Public-key encryption using GPG23
GPG stands for GNU Privacy Guard. It is a free software alternative to PGP (Pretty Good Privacy) and is based on the OpenPGP standard. But that leaves the following question: “What is PGP?”
PGP was developed by Phillip Zimmerman in 1991. It was the first encryption software built upon public-key cryptography algorithms, including the RSA algorithm discussed in the chapter. Due to patenting issues, the OpenPGP standard was created, defining standard data formats for interoperability between encryption software. GPG is one of the most notable programs developed based on this standard. GPG allows you to encrypt data, “sign” it, and send it to others, who will use the public key you provide to them to decrypt the data.
To use public-key encryption, we generate a key pair, share the public key, and use the key pair for encryption and decryption.
Key generation
The first step in any public-key encryption system is to generate your public/private key pair. GPG provides the --gen-key switch that will walk you through the process:
[alice@sunshine ~]$ gpg --gen-key gpg (GnuPG) 2.0.14; Copyright (C) 2009 Free Software Foundation, Inc. This is free software: you are free to change and redistribute it. There is NO WARRANTY, to the extent per- mitted by law.

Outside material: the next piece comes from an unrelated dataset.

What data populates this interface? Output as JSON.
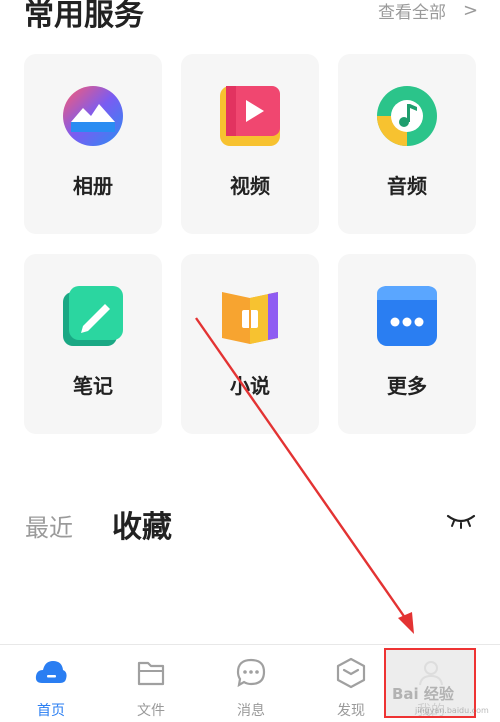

You will be prompted to choose which type of key you want for digital signatures and encryption. Select the default (RSA and RSA). You will then be asked for the key size. The default is 2048 bits. You can safely select this option. Then, you will choose the length of validity for the key. In real-world situations, this value would be between 1 and 5 years but for these assignments, keys do not need to expire.
Please select what kind of key you want: (1) RSA and RSA (default) (2) DSA and Elgamal (3) DSA (sign only) (4) RSA (sign only) Your selection? 1 RSA keys may be between 1024 and 4096 bits long. What keysize do you want? (2048) 2048 Requested keysize is 2048 bits Please specify how long the key should be valid. 0 = key does not expire <n> = key expires in n days <n>w = key expires in n weeks <n>m = key expires in n months <n>y = key expires in n years Key is valid for? (0) 0 Key does not expire at all Is this correct? (y/N) y
Following this, you will be prompted to choose a name for the key, email address, and comment. Your real name and email address are both fine to use here. For the comment, you can put whatever company you'd like – e.g., “Sunshine State University.” GPG will use this information to create your keypair.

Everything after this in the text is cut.